Achille Occhetto verrà ricordato per sempre per esser stato lo sconfitto “di successo” nella storia della Sinistra: battuto da D’Alema nel post-PCI, perdente al fotofinish nelle elezioni del 1994 che sembravano impossibili da perdere dopo Tangentopoli e protagonista di quella “gioiosa macchina da guerra” battuta a più non posso dall’avvento di Silvio Berlusconi e la “rivoluzione” di Forza Italia. In una lunghissima intervista a Sette-Corriere della Sera, l’ultimo segretario del Partito Comunista Italiano ripercorre i suoi 83 anni di vita, più della metà passati in politica e protagonista di uno dei periodi più contraddittori della politica italiana. Non solo, prova a “difendersi” dall’accusa di aver con quella foto così particolare del 1988 (mentre baciava la sua consorte Aureliana Alberici, ndr) dato il là al periodo di una politica “personale”, “d’immagine” financo populista. «Tre anni fa ho festeggiato qui anche i miei ottant’anni. Vedo che molti si auto-celebrano. Il mio è stato un brindisi senza clamore», spiega Occhetto al giornalista Zincone (che già nelle scorse settimane intervistò un altro big della politica del passato, Paolo Cirino Pomicino). In quella foto scattata a Capalbio nell’estate 1988 con a moglie durante la fine di un servizio fotografico fu oggetto di forti polemiche interne al Partito Comunista appena conquistato nella sua leadership: «Quando sentii i vetero-babbioni del partito che criticavano quelle immagini, ne difesi la pubblicazione. In realtà, però, non le avevamo concordate».

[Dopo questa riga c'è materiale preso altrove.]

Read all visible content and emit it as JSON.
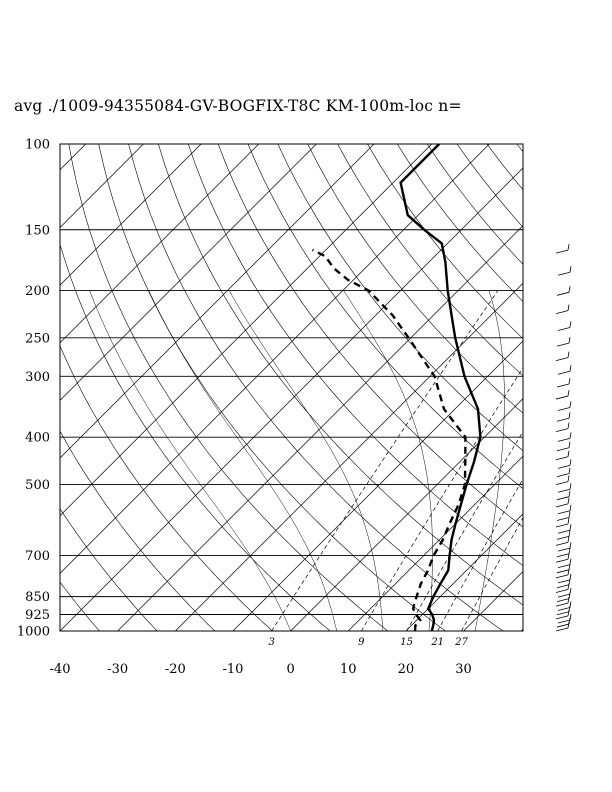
{
  "title": "avg ./1009-94355084-GV-BOGFIX-T8C KM-100m-loc n=",
  "chart_data": {
    "type": "line",
    "subtype": "skew-T log-P diagram",
    "pressure_levels": [
      100,
      150,
      200,
      250,
      300,
      400,
      500,
      700,
      850,
      925,
      1000
    ],
    "temperature_ticks": [
      -40,
      -30,
      -20,
      -10,
      0,
      10,
      20,
      30
    ],
    "mixing_ratio_labels": [
      "3",
      "9",
      "15",
      "21",
      "27"
    ],
    "yscale": "log",
    "ylim": [
      1000,
      100
    ],
    "xlim": [
      -40,
      40
    ],
    "series": [
      {
        "style": "solid",
        "points": [
          [
            1000,
            24.5
          ],
          [
            975,
            23.8
          ],
          [
            950,
            23.0
          ],
          [
            925,
            21.7
          ],
          [
            900,
            20.0
          ],
          [
            875,
            19.4
          ],
          [
            850,
            18.8
          ],
          [
            800,
            17.8
          ],
          [
            750,
            16.8
          ],
          [
            700,
            14.5
          ],
          [
            650,
            12.1
          ],
          [
            600,
            9.9
          ],
          [
            550,
            7.6
          ],
          [
            500,
            5.1
          ],
          [
            450,
            2.5
          ],
          [
            400,
            -0.7
          ],
          [
            350,
            -6.0
          ],
          [
            300,
            -14.0
          ],
          [
            250,
            -22.3
          ],
          [
            225,
            -26.8
          ],
          [
            200,
            -31.8
          ],
          [
            175,
            -37.1
          ],
          [
            160,
            -41.0
          ],
          [
            150,
            -46.4
          ],
          [
            140,
            -51.8
          ],
          [
            120,
            -58.7
          ],
          [
            100,
            -58.7
          ]
        ]
      },
      {
        "style": "dashed",
        "points": [
          [
            1000,
            21.6
          ],
          [
            975,
            20.7
          ],
          [
            950,
            20.6
          ],
          [
            925,
            18.9
          ],
          [
            900,
            17.4
          ],
          [
            875,
            16.6
          ],
          [
            850,
            15.9
          ],
          [
            800,
            14.4
          ],
          [
            750,
            13.3
          ],
          [
            700,
            11.7
          ],
          [
            650,
            10.6
          ],
          [
            600,
            8.9
          ],
          [
            550,
            7.2
          ],
          [
            500,
            4.8
          ],
          [
            450,
            1.0
          ],
          [
            400,
            -3.3
          ],
          [
            350,
            -11.9
          ],
          [
            300,
            -19.2
          ],
          [
            250,
            -30.4
          ],
          [
            225,
            -37.0
          ],
          [
            200,
            -45.5
          ],
          [
            190,
            -51.0
          ],
          [
            180,
            -55.4
          ],
          [
            170,
            -59.0
          ],
          [
            165,
            -62.3
          ]
        ]
      }
    ],
    "wind_barbs": "right margin, 1000-150 hPa",
    "grid": true
  }
}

OCCHETTO E QUEL COMUNISMO “POPULISTA”

Occhetto nega però con forza nella lunga intervista a “Sette” che quella foto possa aver dato il via ad una politica “personalizzata”: «È Berlusconi, nel 1994, ad aver introdotto il modello del leader risolutore, insieme con il primato della comunicazione politica. E così si sono spalancate le porte a quel populismo che viviamo in maniera esacerbata. Ora si intravede un’altra pagina del tutto inedita della politica italiana: la democrazia illiberale. Sono preoccupato». Parla con cortesia e stima del nuovo corso dem con Zingaretti – «il Segretario si dovrebbe porre come obiettivo quello di uscire dal male oscuro delle divisioni interne. E le alleanze… Oggi l’alternativa è tra le forze che credono nella liberaldemocrazia e quelle che vogliono introdurre una democrazia illiberale» – e ovviamente stronca la presenza di Salvini nella politica italiana «Esiste un’Italia che mal sopporta gli elementi di mussolinismo salviniano. Anche se non mi pare che ci sia ancora molta consapevolezza. È inaudito il modo in cui manda al diavolo contemporaneamente l’Onu, il Papa e il Presidente della Repubblica. Un tempo, se un leader avesse sbeffeggiato le istituzioni come fa lui, ci sarebbe stata una rivolta morale e politica». Rispetto alla dolorosa ma necessaria “fine” del PCI posta per volontà di Occhetto, l’ex segretario e fondatore del PdS si difende così: «io avevo creato una serie di premesse che aprivano la strada al processo: la celebrazione del monumento dedicato a Togliatti, a Civitavecchia, in cui dichiaro che il Migliore è stato parzialmente colpevole dei delitti di Stalin; il viaggio a Budapest con l’omaggio a Imre Nagy; la manifestazione sotto l’ambasciata cinese dopo Tienanmen durante la quale dico che il comunismo è finito… Forse qualcuno non ha voluto sentire. Io ho preparato il terreno, poi quando è caduto il Muro ho reagito e ho proposto di cambiare nome al Pci. Alla mia proposta è seguita una discussione».